Tuesday 18 March 2008

Queenstown

The thing I desperately needed after Sydney – what everyone desperately needed, as they flew off to beaches and retreats all around the region that week – was rest, and Queenstown was to provide at least some of that. I was met by Jan, the owner of what can loosely be termed a “bed and breakfast” in which I was staying – loosely because, although they provided me with a bed and with breakfast, she and her husband Martin also provided me with afternoon drinks, rides into town, pleasant company and one of the best views that I have ever enjoyed. The weather was gorgeous if somewhat chilly, with not a cloud in the sky and the view over Lake Wakatipu, toward the Remarkables mountain range, completely unobstructed. Queenstown being the self-proclaimed “world capital of adventure”, I promptly booked myself in for a sky-dive from 12,000 feet the next morning and went for dinner (good, though from a distance of two weeks, unremarkable).
The next morning was miserable and my freefall-in-the-sky was first postponed and then canceled altogether. I spent most of the day dozing and looking at the view, still majestic (more majestic?) because of the now omnipresent clouds. I also managed to get myself a table at a restaurant that had been recommended to me by Fabian in Sydney (“it's got a weight on the back of the door, that goes up and down as the door opens and closes” was how he described it, and I now know exactly what he meant). The highlight of the meal was the slow-cooked lamb, which was perfectly done and indecently good – indecent both because there sometimes remains, even in an atheist, a residual feeling that Something This Good Must Be Bad, and because the meat fell away from the bone of the shank so easily as to suggest nothing so much as a coital, rather than anatomical, connection between the two – certainly more than “just good friends”, but perhaps not quite “married couple”. Whether because of this image, or its own melt-in-the-mouth virtues, it was sublime. As so often in such cases, the restaurant went on to completely fuck it up by serving cheese that would have been mediocre had it not been seemingly kept in a freezer prior to meeting me – little squares of frigid pasteurised plastic that might as well have been the prophylactic remains of the sensuous lamb coupling of the course before.
There is a choice that all first-time visitors to Queenstown must make: visit Milford Sound or Doubtful Sound? Most choose the former, though I am not sure why: the latter has by far the better name (though its origins are dull: Captain Cook thought it doubtful that if he sailed down it, he would manage to sail back out to sea. Before I found this out, I had images of sailors long-dead making doubtful sounds there – but then, I always do), is more interesting to get to (coach, then boat, then coach, then boat – rather than coach/boat for Milford) and may be, by some accounts, more beautiful.

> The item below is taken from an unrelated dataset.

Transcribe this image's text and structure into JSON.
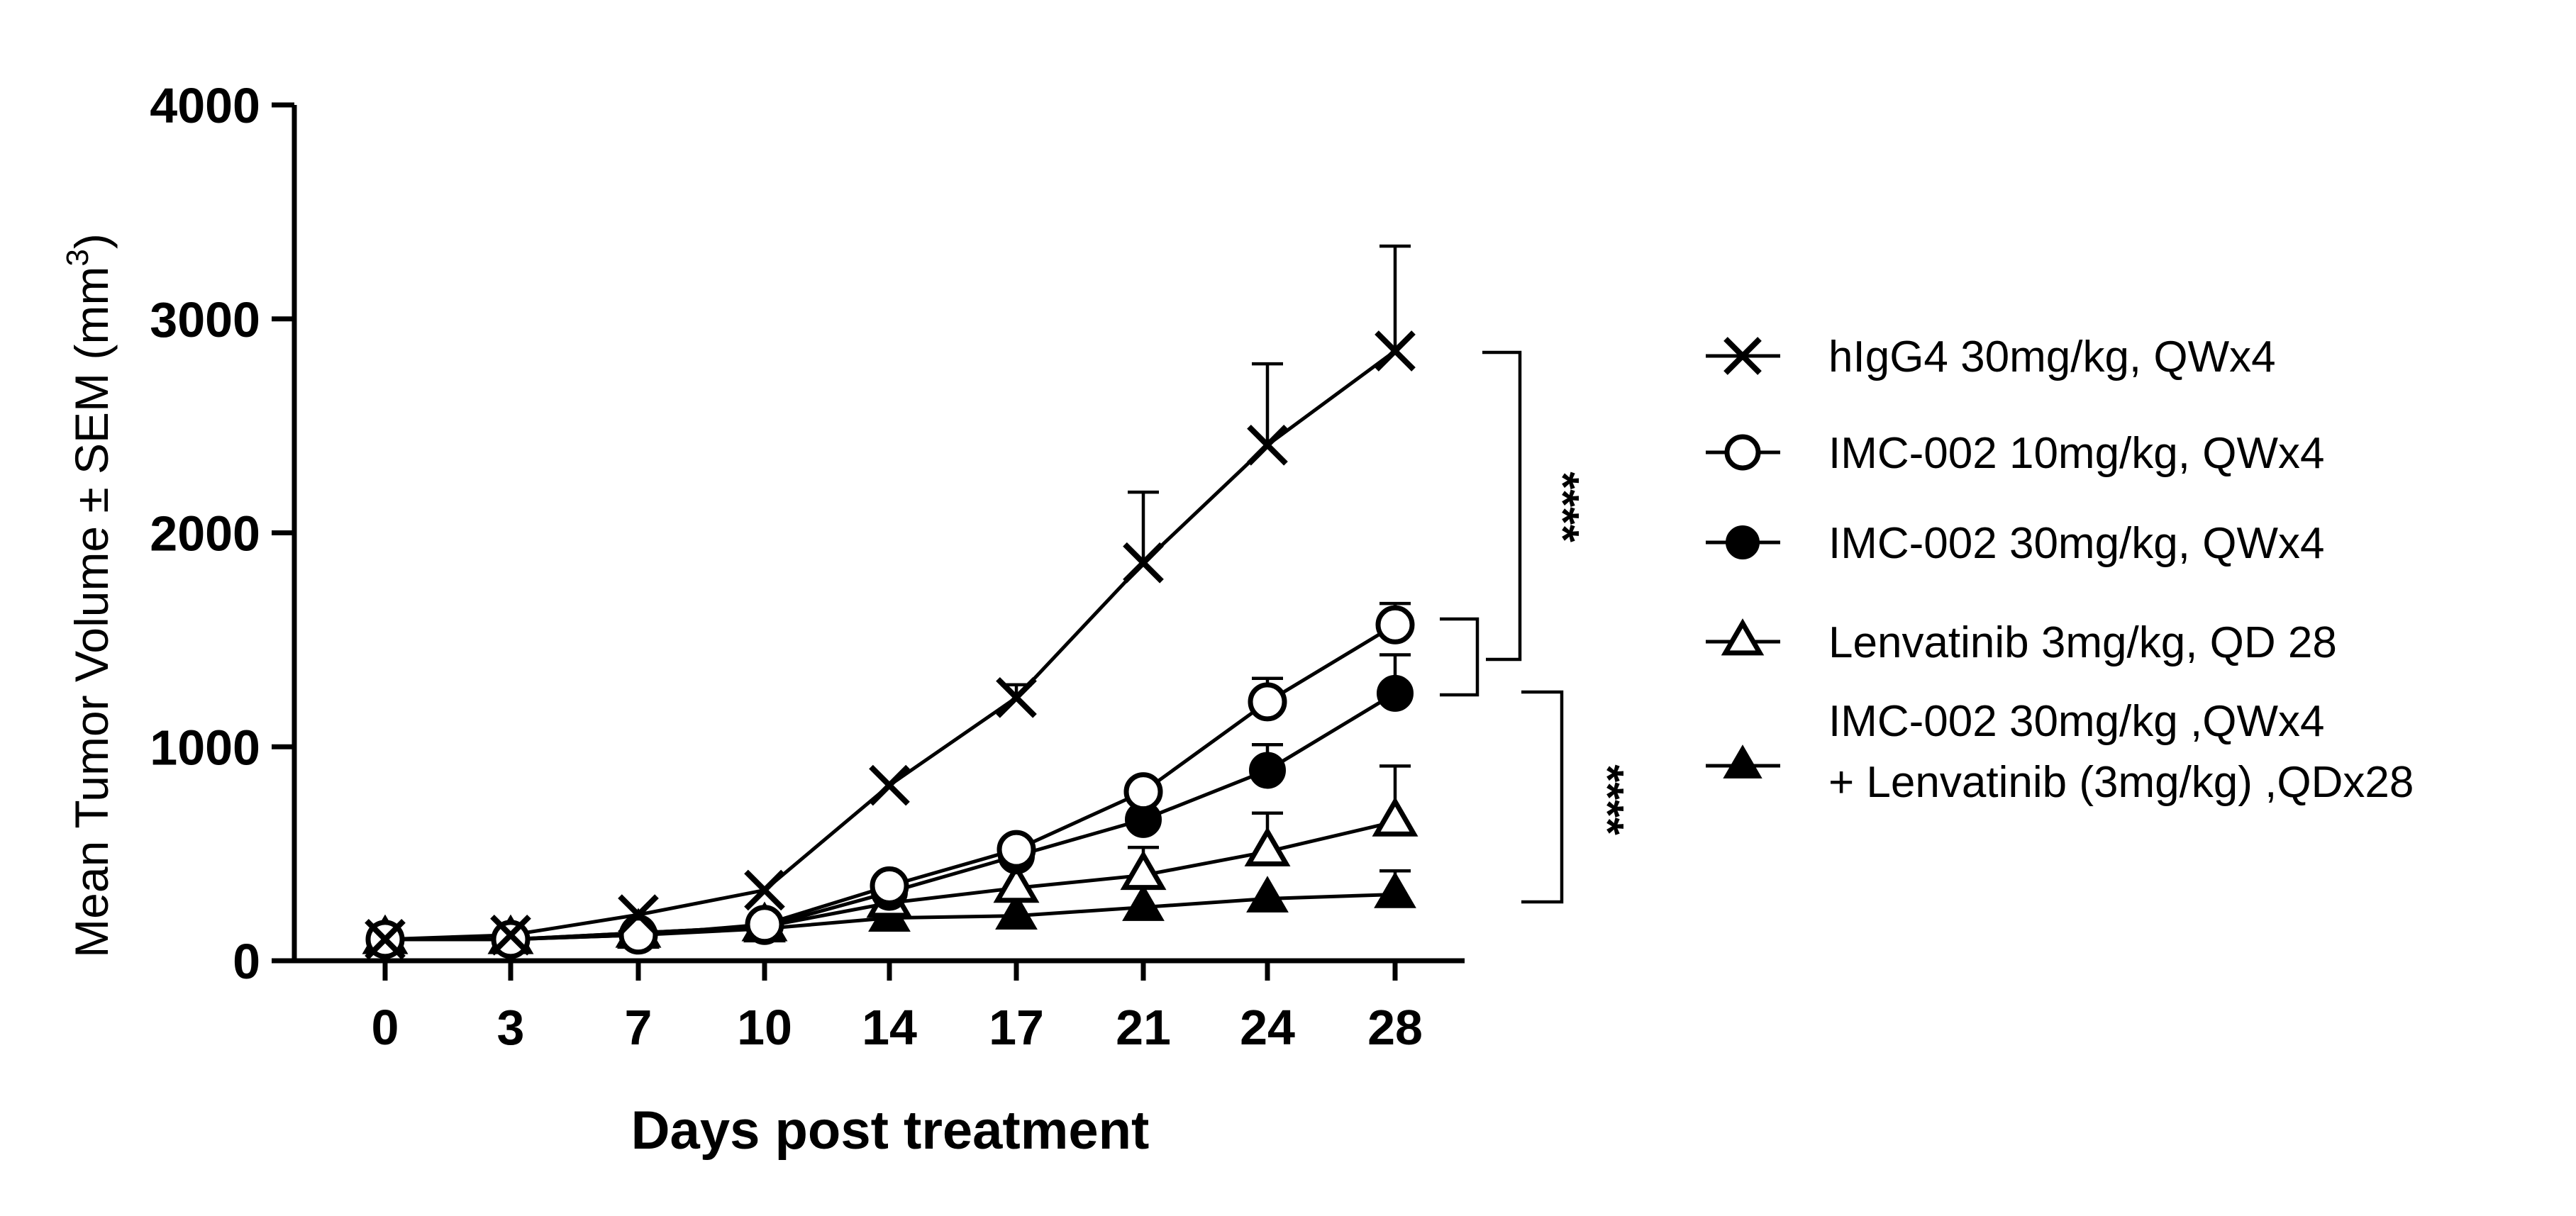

One also gets to visit the largest power station in New Zealand, which was far more fun than it sounds.
Doubtful Sound itself is actually a fjord, left as a majestic scratch on the landscape by the glaciers of the last ice-age and now a beautiful and deserted boat-ride for awed tourists, sheer (yet lush green) valley sides rising up on either side of the water, dolphins swimming alongside the boat (although New Zealand has only two types of native(ish) land-mammal (the short-tailed and the long-tailed bat), having broken away from the rest of the Pangaean landmass before mammals evolved, it has a number of marine mammals to keep it company) and seals resting lazily on rocks just out to sea, taunting Canadian tourists by being just out of reach. It was a great way to spend a day, all in all – the sort of passive tourism that requires no real effort or expending of calories, and yet makes one feel worthy for having done something – and Something Big, at that – with one's day.